Лета останки на блюдце —
изюм, курага —
вне сопряженья с сюжетом,
раскладом и мыслью.
Это февраль.
Это в тетради опять
рваного почерка
спорят нервозные строчки.
Это опять невозможность
хоть словом соврать,
и неизвестность вердикта
в поставленной точке…
* * *
Наверно, вовсе не случаен
в ухабах путь —
сухарик дня запивши чаем,
вникаю в суть…
Концы не сходятся с концами,
и зреет срыв,
но строчки строятся столбцами,
прикрыв обрыв.
А знак вопроса как-то чаще,
и всё крупней…
что зреет там в событий чаще,
в потоке дней?
Кто зимней жалобы тягучей
сотрёт сугроб…
кто, неподвластный ей, научит
снимать озноб?
И всё ж, сквозь морось сожалений,
их полотно,
впорхнула птаха вдохновенья
в моё окно.
И брызжет солнечная метка
на срезе дня,
чтоб по весне душистой веткой
встречать меня!
* * *
Изгаляется гололедица…
может, ноты беру не те?
Мне б спросить у Большой Медведицы,
как живётся ей в темноте?
Как справляется с вечной стужею,
как тепло сберегла внутри,
как светить, как забыть ненужную
боль, уж если песнь взаперти?
И подолгу так глядя пристально,
ей, плывущей, шепчу вослед —
доплыви, доплыви до пристани,
оторвавшись от тины бед.
Будто мне самой опостылела
эта роль за слои веков,
эта шкура медвежья, пыльная,
что сильней всех земных оков.
Час придёт, и Рука творящая
вновь любви отворит исток —
вспомнишь силу её манящую,
вспомнишь в венах её поток —
всё, чем дышится и чем бредится,
коль ты женщина на земле…
Но сейчас, пока ты Медведица,
пристань звёздная вдалеке…
* * *
В обратной перспективе — снегопад,
решётки крон в насущной жажде цвета…
зима нарочно спутала расклад,
на семь дорог накладывая вето.
И мне не отыскать сейчас строки,
подобной тем, рождённым в час озноба,
ведь персонажи или игроки —
все спрятались по нос в свои сугробы.
Но, может быть, зимы черёд затем,
чтоб обнулить краплёную реальность,
и странницей пройдя по списку тем,
лишь повторю, что это не случайность.
* * *
Островок февраля — прорыв уготован, кара?
Пирс безлюден — без пира и без пиара.
Что-то тянет к нему, а что — и сама не знаю,
солнце низко, скользит колесом по краю…
Вроде прямо иду, да тропки узки и кривы,
даже чайки притихли, не так крикливы…
Лишь позёмка змеится по наледи волнореза,
лишь она, упряма, дерзка и резва.
Море хмуро, а ветер тот скалится псиной,
яхты дремлют — в рулонах мечты парусина,
Мачты все заострились, из виду исчез горизонт,
за спиной моей — город, а может быть некий понт…

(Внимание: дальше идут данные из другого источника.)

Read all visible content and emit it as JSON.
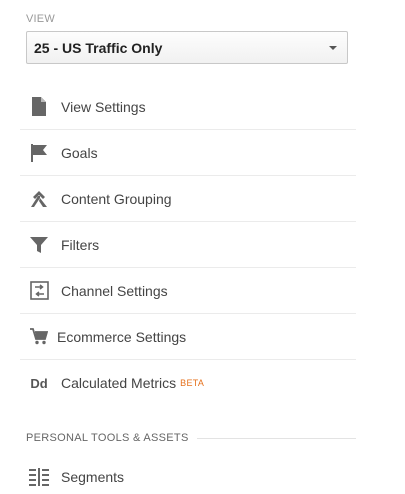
{
  "view": {
    "label": "VIEW",
    "selected": "25 - US Traffic Only"
  },
  "menu": {
    "items": [
      {
        "label": "View Settings",
        "icon": "document-icon"
      },
      {
        "label": "Goals",
        "icon": "flag-icon"
      },
      {
        "label": "Content Grouping",
        "icon": "content-grouping-icon"
      },
      {
        "label": "Filters",
        "icon": "filter-icon"
      },
      {
        "label": "Channel Settings",
        "icon": "channel-settings-icon"
      },
      {
        "label": "Ecommerce Settings",
        "icon": "cart-icon"
      },
      {
        "label": "Calculated Metrics",
        "icon": "calculated-metrics-icon",
        "icon_text": "Dd",
        "badge": "BETA"
      }
    ]
  },
  "personal_tools": {
    "header": "PERSONAL TOOLS & ASSETS",
    "items": [
      {
        "label": "Segments",
        "icon": "segments-icon"
      }
    ]
  },
  "colors": {
    "icon": "#666666",
    "beta": "#e5711d",
    "text": "#444444",
    "muted": "#999999"
  }
}
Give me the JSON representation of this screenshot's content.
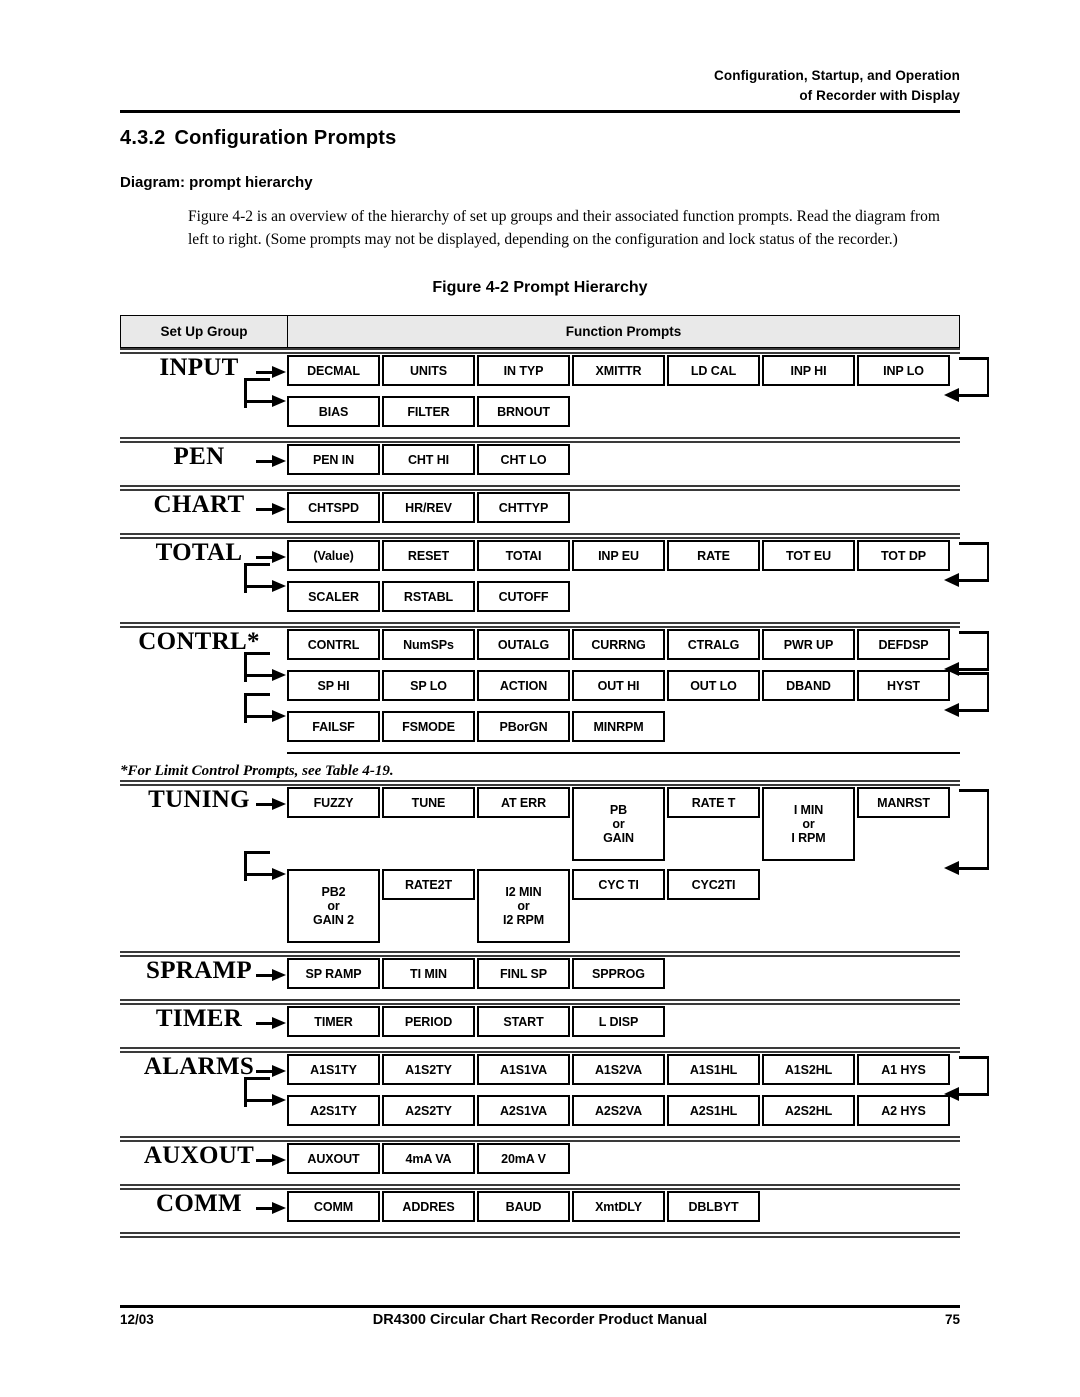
{
  "running_head": {
    "line1": "Configuration, Startup, and Operation",
    "line2": "of Recorder with Display"
  },
  "section": {
    "number": "4.3.2",
    "title": "Configuration Prompts",
    "subheading": "Diagram: prompt hierarchy",
    "body": "Figure 4-2 is an overview of the hierarchy of set up groups and their associated function prompts. Read the diagram from left to right. (Some prompts may not be displayed, depending on the configuration and lock status of the recorder.)"
  },
  "figure": {
    "title": "Figure 4-2  Prompt Hierarchy",
    "columns": {
      "setup_group": "Set Up Group",
      "function_prompts": "Function Prompts"
    },
    "footnote": "*For Limit Control Prompts, see Table 4-19.",
    "groups": [
      {
        "label": "INPUT",
        "rows": [
          {
            "entry": "arrow",
            "wrap": true,
            "boxes": [
              "DECMAL",
              "UNITS",
              "IN TYP",
              "XMITTR",
              "LD CAL",
              "INP HI",
              "INP LO"
            ]
          },
          {
            "entry": "elbow",
            "wrap": false,
            "boxes": [
              "BIAS",
              "FILTER",
              "BRNOUT"
            ]
          }
        ]
      },
      {
        "label": "PEN",
        "rows": [
          {
            "entry": "arrow",
            "wrap": false,
            "boxes": [
              "PEN IN",
              "CHT HI",
              "CHT LO"
            ]
          }
        ]
      },
      {
        "label": "CHART",
        "rows": [
          {
            "entry": "arrow",
            "wrap": false,
            "boxes": [
              "CHTSPD",
              "HR/REV",
              "CHTTYP"
            ]
          }
        ]
      },
      {
        "label": "TOTAL",
        "rows": [
          {
            "entry": "arrow",
            "wrap": true,
            "boxes": [
              "(Value)",
              "RESET",
              "TOTAI",
              "INP EU",
              "RATE",
              "TOT EU",
              "TOT DP"
            ]
          },
          {
            "entry": "elbow",
            "wrap": false,
            "boxes": [
              "SCALER",
              "RSTABL",
              "CUTOFF"
            ]
          }
        ]
      },
      {
        "label": "CONTRL*",
        "rows": [
          {
            "entry": "none",
            "wrap": true,
            "boxes": [
              "CONTRL",
              "NumSPs",
              "OUTALG",
              "CURRNG",
              "CTRALG",
              "PWR UP",
              "DEFDSP"
            ]
          },
          {
            "entry": "elbow",
            "wrap": true,
            "boxes": [
              "SP HI",
              "SP LO",
              "ACTION",
              "OUT HI",
              "OUT LO",
              "DBAND",
              "HYST"
            ]
          },
          {
            "entry": "elbow",
            "wrap": false,
            "boxes": [
              "FAILSF",
              "FSMODE",
              "PBorGN",
              "MINRPM"
            ]
          }
        ]
      },
      {
        "label": "TUNING",
        "rows": [
          {
            "entry": "arrow",
            "wrap": true,
            "tall": true,
            "boxes": [
              "FUZZY",
              "TUNE",
              "AT ERR",
              "PB\nor\nGAIN",
              "RATE T",
              "I MIN\nor\nI RPM",
              "MANRST"
            ],
            "tall_indexes": [
              3,
              5
            ]
          },
          {
            "entry": "elbow",
            "wrap": false,
            "tall": true,
            "boxes": [
              "PB2\nor\nGAIN 2",
              "RATE2T",
              "I2 MIN\nor\nI2 RPM",
              "CYC TI",
              "CYC2TI"
            ],
            "tall_indexes": [
              0,
              2
            ]
          }
        ]
      },
      {
        "label": "SPRAMP",
        "rows": [
          {
            "entry": "arrow",
            "wrap": false,
            "boxes": [
              "SP RAMP",
              "TI MIN",
              "FINL SP",
              "SPPROG"
            ]
          }
        ]
      },
      {
        "label": "TIMER",
        "rows": [
          {
            "entry": "arrow",
            "wrap": false,
            "boxes": [
              "TIMER",
              "PERIOD",
              "START",
              "L DISP"
            ]
          }
        ]
      },
      {
        "label": "ALARMS",
        "rows": [
          {
            "entry": "arrow",
            "wrap": true,
            "boxes": [
              "A1S1TY",
              "A1S2TY",
              "A1S1VA",
              "A1S2VA",
              "A1S1HL",
              "A1S2HL",
              "A1 HYS"
            ]
          },
          {
            "entry": "elbow",
            "wrap": false,
            "boxes": [
              "A2S1TY",
              "A2S2TY",
              "A2S1VA",
              "A2S2VA",
              "A2S1HL",
              "A2S2HL",
              "A2 HYS"
            ]
          }
        ]
      },
      {
        "label": "AUXOUT",
        "rows": [
          {
            "entry": "arrow",
            "wrap": false,
            "boxes": [
              "AUXOUT",
              "4mA VA",
              "20mA V"
            ]
          }
        ]
      },
      {
        "label": "COMM",
        "rows": [
          {
            "entry": "arrow",
            "wrap": false,
            "boxes": [
              "COMM",
              "ADDRES",
              "BAUD",
              "XmtDLY",
              "DBLBYT"
            ]
          }
        ]
      }
    ]
  },
  "footer": {
    "date": "12/03",
    "title": "DR4300 Circular Chart Recorder Product Manual",
    "page": "75"
  }
}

Колкий холод по жилам снуёт, по песку, по коже,
день к закату, а мысли вразброд, похоже,
но стараюсь иные поймать я извне частоты,
слух струной — то гудёж, то опять пустоты.
Всадник Жезлов пока продолжает забаву,
не понять — кто ошиблись в игре, а кто правы…
Но качнулась вдруг ось, и накренился свод февраля —
то взошёл талисман, хрустальная нота ЛЯ!
И ожил перезвон, волна разошлась кругами
в неизвестной пока, с подтаявшей кромкой гамме —
значит быть весне, и править в крови, в просторе,
и ветрам надувать паруса скоро в споре!..
* * *
С декабря по февраль — воспалённые сны,
просыпаешься засветло в полном раздрызге,
с ощущением кожи надреза, десны ль,
и стремишься под душ, под холодные брызги!
Очищает вода — от макушки до пят,
и душа после душа нова и вне боли,
слыша, как о любви небеса говорят,
ощущая свою непричастность к юдоли…
Снега нет, но в небесных депо,
вероятно, скопились вагоны пушистого груза…
А пока прогуляемся медленно по
тем извилистым строчкам вдоль гипотенузы
между вечными точками А, В и С
из учебника арифметики, друг, для нездешних…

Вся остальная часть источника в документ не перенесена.